Merge K Sorted Iterators

This is an interesting quick example of an algorithm for merging K sorted iterators into a single sorted iterator. It's a common enough task - there's even a leetcode question for it. More practically it can be useful for reading over multiple runs of data like in a Log-structured merge-tree powered database.

One important note upfront: If you actually had reason to do this in a production application, there's probably something already out there and you shouldn't jump to writing your own. This example is in Rust, and itertools::kmerge would almost certainly be better than rolling your own like I am doing here. I'm also making things a little more difficult than they need to be by not using a peekable iterator, but that's a minor detail.

The general idea of the algorithm is to have a single struct containing a list of all iterators to be merged. That struct is itself an iterator, and to yield its next value it selects the next single item in order from the iterators it contains. The tricky part is that (generally, see note above about peekable iterator) once something is taken out of an iterator it can't be put back. This poses a problem because there has to be way to decide which iterator is "next" to yield its value.

Buffered Iterator Wrapper

A way to solve this is to add a wrapper around an iterator with a buffer that can hold a single item from the iterator. The items in all the merged iterator's buffers can then be compared and the next one up can be yielded. The item is simultaneously take out of the buffer, yielded to the caller, and the next item from that iterator is taken out to re-populate the buffer. This wrapper is very simple, and could look something like this:

struct IterBuf<T: Ord, I: Iterator<Item = T>> {
    iter: I,
    buf: Option<T>,
}

Efficiently Selecting the Next Item

Checking every single buffer probably won't be too bad. More than likely the number of distinct iterators is relatively small compared to the number of items they contain. But it is still possible to do better than checking every single one each time an item must be yielded. A way to keep things sorted is needed, and a heap is a good data structure for this. The heap will contain our buffered iterators and sort them based on the current value in the buffer. When the next item is needed, a buffered iterator is popped from the heap and its buffered value taken, yielded, and replaced. The buffered iterator can then simply be put back on the heap. The next time a buffered iterator is popped from the heap it may or may not be that one, but it is guaranteed to be the next in sorted order.

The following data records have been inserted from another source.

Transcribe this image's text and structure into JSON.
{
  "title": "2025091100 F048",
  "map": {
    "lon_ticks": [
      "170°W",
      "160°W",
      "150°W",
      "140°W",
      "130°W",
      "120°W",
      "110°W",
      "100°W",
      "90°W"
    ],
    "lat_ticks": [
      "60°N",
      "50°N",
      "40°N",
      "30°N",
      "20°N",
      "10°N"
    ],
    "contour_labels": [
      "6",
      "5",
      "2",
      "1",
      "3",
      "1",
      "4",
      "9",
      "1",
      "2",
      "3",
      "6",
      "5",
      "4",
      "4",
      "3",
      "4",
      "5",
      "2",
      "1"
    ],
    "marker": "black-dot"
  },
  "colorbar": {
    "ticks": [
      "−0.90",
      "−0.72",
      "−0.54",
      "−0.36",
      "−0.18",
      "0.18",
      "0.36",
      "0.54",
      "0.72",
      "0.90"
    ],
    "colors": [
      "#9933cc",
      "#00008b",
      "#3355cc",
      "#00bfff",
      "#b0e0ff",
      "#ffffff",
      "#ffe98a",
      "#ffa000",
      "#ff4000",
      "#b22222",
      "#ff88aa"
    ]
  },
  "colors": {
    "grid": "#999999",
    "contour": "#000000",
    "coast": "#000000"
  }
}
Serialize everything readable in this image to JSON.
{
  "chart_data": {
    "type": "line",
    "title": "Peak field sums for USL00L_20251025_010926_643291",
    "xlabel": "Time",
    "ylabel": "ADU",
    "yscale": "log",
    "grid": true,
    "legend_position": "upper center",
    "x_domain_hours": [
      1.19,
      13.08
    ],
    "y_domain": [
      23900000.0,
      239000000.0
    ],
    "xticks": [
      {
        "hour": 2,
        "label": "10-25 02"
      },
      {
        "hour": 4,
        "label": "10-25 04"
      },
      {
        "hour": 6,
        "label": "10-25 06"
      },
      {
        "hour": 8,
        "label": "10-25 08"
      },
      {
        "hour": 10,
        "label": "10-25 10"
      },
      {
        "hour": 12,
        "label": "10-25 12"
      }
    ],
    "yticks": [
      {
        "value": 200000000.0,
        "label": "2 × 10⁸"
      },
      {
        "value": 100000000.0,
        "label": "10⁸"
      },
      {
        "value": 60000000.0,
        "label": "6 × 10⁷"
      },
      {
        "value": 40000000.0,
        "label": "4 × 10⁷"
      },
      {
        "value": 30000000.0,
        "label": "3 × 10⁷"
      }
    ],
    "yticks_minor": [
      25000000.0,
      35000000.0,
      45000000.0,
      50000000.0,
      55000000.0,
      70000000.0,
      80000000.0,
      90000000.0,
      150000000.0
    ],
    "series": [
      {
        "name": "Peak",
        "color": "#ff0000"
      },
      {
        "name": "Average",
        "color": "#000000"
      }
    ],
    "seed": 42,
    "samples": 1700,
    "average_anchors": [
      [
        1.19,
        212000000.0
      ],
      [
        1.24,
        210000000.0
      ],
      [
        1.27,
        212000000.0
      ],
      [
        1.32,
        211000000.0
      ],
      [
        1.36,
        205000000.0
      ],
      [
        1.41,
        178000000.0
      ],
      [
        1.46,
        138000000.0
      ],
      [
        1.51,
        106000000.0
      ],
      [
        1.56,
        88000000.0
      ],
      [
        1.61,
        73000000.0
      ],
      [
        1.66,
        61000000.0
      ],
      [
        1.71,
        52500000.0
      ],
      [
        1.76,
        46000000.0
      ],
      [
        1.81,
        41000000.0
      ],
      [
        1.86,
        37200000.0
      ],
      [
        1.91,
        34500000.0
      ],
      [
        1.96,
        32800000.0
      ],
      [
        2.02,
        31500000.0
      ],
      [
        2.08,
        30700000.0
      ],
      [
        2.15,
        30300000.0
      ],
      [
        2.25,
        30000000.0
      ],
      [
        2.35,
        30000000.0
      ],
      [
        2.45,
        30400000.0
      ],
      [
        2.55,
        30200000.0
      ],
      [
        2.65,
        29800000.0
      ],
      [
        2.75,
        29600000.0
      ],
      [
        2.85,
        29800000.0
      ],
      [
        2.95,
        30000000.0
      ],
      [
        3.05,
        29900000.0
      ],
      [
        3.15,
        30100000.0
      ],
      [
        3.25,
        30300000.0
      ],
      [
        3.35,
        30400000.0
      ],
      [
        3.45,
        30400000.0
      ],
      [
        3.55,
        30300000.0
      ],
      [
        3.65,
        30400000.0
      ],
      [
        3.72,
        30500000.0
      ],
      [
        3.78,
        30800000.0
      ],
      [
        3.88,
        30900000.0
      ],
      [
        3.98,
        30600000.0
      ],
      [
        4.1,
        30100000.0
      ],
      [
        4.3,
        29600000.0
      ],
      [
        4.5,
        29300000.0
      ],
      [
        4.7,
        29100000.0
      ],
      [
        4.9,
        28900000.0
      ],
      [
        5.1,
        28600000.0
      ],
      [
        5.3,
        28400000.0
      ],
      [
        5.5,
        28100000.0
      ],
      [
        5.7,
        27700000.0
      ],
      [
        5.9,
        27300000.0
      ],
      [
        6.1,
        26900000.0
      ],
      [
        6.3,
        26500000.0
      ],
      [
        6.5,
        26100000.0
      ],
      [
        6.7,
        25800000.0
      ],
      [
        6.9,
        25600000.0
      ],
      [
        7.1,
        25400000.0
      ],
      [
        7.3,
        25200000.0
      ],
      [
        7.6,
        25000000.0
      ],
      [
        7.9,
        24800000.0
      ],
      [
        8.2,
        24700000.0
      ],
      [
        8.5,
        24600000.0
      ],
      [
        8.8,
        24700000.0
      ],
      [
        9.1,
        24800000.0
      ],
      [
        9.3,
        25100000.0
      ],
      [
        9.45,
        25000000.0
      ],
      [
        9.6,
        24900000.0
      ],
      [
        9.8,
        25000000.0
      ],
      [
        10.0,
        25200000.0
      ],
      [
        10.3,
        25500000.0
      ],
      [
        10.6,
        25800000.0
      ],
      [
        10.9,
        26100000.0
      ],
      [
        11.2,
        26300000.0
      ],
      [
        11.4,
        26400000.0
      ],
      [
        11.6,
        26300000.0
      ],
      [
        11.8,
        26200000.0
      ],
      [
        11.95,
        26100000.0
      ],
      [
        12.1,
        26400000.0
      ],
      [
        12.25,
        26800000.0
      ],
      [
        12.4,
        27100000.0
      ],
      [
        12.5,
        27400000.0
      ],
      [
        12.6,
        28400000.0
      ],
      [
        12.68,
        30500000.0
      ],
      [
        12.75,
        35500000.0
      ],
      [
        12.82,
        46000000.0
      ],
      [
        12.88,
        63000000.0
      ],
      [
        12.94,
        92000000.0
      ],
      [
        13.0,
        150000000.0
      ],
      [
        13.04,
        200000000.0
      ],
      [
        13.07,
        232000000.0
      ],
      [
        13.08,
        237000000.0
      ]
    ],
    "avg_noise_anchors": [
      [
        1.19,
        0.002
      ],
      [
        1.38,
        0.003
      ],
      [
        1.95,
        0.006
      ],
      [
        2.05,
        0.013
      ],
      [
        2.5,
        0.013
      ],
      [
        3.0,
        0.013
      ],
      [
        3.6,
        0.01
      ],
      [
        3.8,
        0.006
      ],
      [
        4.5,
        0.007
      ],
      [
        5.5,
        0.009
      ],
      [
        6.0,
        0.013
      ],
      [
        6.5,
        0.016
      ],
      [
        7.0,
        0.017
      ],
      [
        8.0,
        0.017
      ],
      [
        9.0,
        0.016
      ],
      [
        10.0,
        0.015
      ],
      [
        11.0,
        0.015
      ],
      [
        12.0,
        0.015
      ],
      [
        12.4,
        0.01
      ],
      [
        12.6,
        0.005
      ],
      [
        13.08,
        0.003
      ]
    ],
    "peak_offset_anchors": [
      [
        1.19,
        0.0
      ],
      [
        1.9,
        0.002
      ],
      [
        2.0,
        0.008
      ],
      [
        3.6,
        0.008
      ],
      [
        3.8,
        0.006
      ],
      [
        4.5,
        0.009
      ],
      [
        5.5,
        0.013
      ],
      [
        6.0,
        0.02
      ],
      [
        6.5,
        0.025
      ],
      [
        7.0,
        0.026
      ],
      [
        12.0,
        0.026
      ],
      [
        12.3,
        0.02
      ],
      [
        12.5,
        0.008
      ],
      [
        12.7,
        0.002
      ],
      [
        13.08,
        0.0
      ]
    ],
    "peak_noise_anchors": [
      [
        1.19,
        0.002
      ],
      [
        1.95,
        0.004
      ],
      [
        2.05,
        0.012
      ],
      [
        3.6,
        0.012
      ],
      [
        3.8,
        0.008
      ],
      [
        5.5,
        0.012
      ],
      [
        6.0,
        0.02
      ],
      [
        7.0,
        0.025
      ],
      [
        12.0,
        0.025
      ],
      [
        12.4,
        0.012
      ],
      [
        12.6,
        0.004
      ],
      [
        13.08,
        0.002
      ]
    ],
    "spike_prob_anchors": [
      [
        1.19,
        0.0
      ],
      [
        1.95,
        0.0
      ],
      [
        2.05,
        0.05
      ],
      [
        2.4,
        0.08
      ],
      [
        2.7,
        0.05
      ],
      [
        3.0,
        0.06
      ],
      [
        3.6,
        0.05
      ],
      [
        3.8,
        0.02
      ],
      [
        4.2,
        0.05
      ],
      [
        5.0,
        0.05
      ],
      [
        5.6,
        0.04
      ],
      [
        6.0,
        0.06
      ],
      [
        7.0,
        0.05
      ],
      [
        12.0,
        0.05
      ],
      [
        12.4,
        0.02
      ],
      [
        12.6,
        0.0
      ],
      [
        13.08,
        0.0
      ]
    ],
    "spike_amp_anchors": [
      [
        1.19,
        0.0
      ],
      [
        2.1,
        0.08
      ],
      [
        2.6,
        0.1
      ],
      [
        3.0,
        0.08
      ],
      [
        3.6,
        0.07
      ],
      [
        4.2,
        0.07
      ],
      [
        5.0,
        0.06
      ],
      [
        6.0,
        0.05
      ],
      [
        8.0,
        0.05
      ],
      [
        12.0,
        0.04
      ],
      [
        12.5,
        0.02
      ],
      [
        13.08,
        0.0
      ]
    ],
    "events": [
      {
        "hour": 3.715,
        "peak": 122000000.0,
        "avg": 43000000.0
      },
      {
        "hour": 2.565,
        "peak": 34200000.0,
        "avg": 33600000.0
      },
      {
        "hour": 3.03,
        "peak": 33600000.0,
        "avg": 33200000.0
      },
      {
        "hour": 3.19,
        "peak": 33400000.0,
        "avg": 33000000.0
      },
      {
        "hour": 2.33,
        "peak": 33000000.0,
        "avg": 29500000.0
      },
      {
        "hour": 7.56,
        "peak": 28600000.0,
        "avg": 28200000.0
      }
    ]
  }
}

In slightly more technical terms: If N is the number of total items in all the iterators and M is the number of iterators, checking every iterator to yield every item will take N*M operations. Popping from a heap is trivial (constant time) and inserting back into a heap is log(M), so using a heap to yield every item will take N*log(M) operations. This can be quite a bit faster if there is a large number of iterators.

Here's the full code. Using a heap in Rust requires its items to implement traits related to ordering and a lot of the logic is related to that. Also pay attention to the handling of empty iterators: Instead of putting them back in the heap they can just be thrown away.

use std::collections::BinaryHeap;

struct MergedIterator<T: Ord, I: Iterator<Item = T>> {
    items: BinaryHeap<IterBuf<T, I>>,
}

impl<T: Ord, I: Iterator<Item = T>> MergedIterator<T, I> {
    fn new() -> Self {
        MergedIterator {
            items: BinaryHeap::new(),
        }
    }

    fn add(&mut self, mut new: I) {
        self.items.push(IterBuf {
            buf: new.next(),
            iter: new,
        })
    }
}

impl<T: Ord, I: Iterator<Item = T>> Iterator for MergedIterator<T, I> {
    type Item = T;

    fn next(&mut self) -> Option<Self::Item> {
        match self.items.pop() {
            Some(mut next) => {
                if let Some(val) = next.buf {
                    // Advance the selected iterator and put it back in the heap if it has anything left.
                    next.buf = next.iter.next();
                    if next.buf.is_some() {
                        self.items.push(next);
                    }

                    return Some(val);
                }

                None // All iterators are empty
            }
            None => None, // Empty heap
        }
    }
}

struct IterBuf<T: Ord, I: Iterator<Item = T>> {
    iter: I,
    buf: Option<T>,
}

// Making a min heap, so the comparisons here are reversed from what you might expect.
impl<T: Ord, I: Iterator<Item = T>> Ord for IterBuf<T, I> {
    fn cmp(&self, other: &Self) -> std::cmp::Ordering {
        match (&self.buf, &other.buf) {
            (None, None) => std::cmp::Ordering::Equal,
            (None, Some(_)) => std::cmp::Ordering::Less,
            (Some(_), None) => std::cmp::Ordering::Greater,
            (Some(this_one), Some(other_one)) => other_one.cmp(&this_one),
        }
    }
}

impl<T: Ord, I: Iterator<Item = T>> PartialOrd for IterBuf<T, I> {
    fn partial_cmp(&self, other: &Self) -> Option<std::cmp::Ordering> {
        Some(self.cmp(other))
    }
}

impl<T: Ord, I: Iterator<Item = T>> Eq for IterBuf<T, I> {}

impl<T: Ord, I: Iterator<Item = T>> PartialEq for IterBuf<T, I> {
    fn eq(&self, other: &Self) -> bool {
        self.buf == other.buf
    }
}

fn main() -> anyhow::Result<()> {
    let first = (1..5).into_iter();
    let second = (1..10).into_iter();
    let third = (8..13).into_iter();

    let mut merged = MergedIterator::new();

    for item in [first, second, third] {
        merged.add(item)
    }

    while let Some(next) = merged.next() {
        println!("{}", next);
    }

    Ok(())
}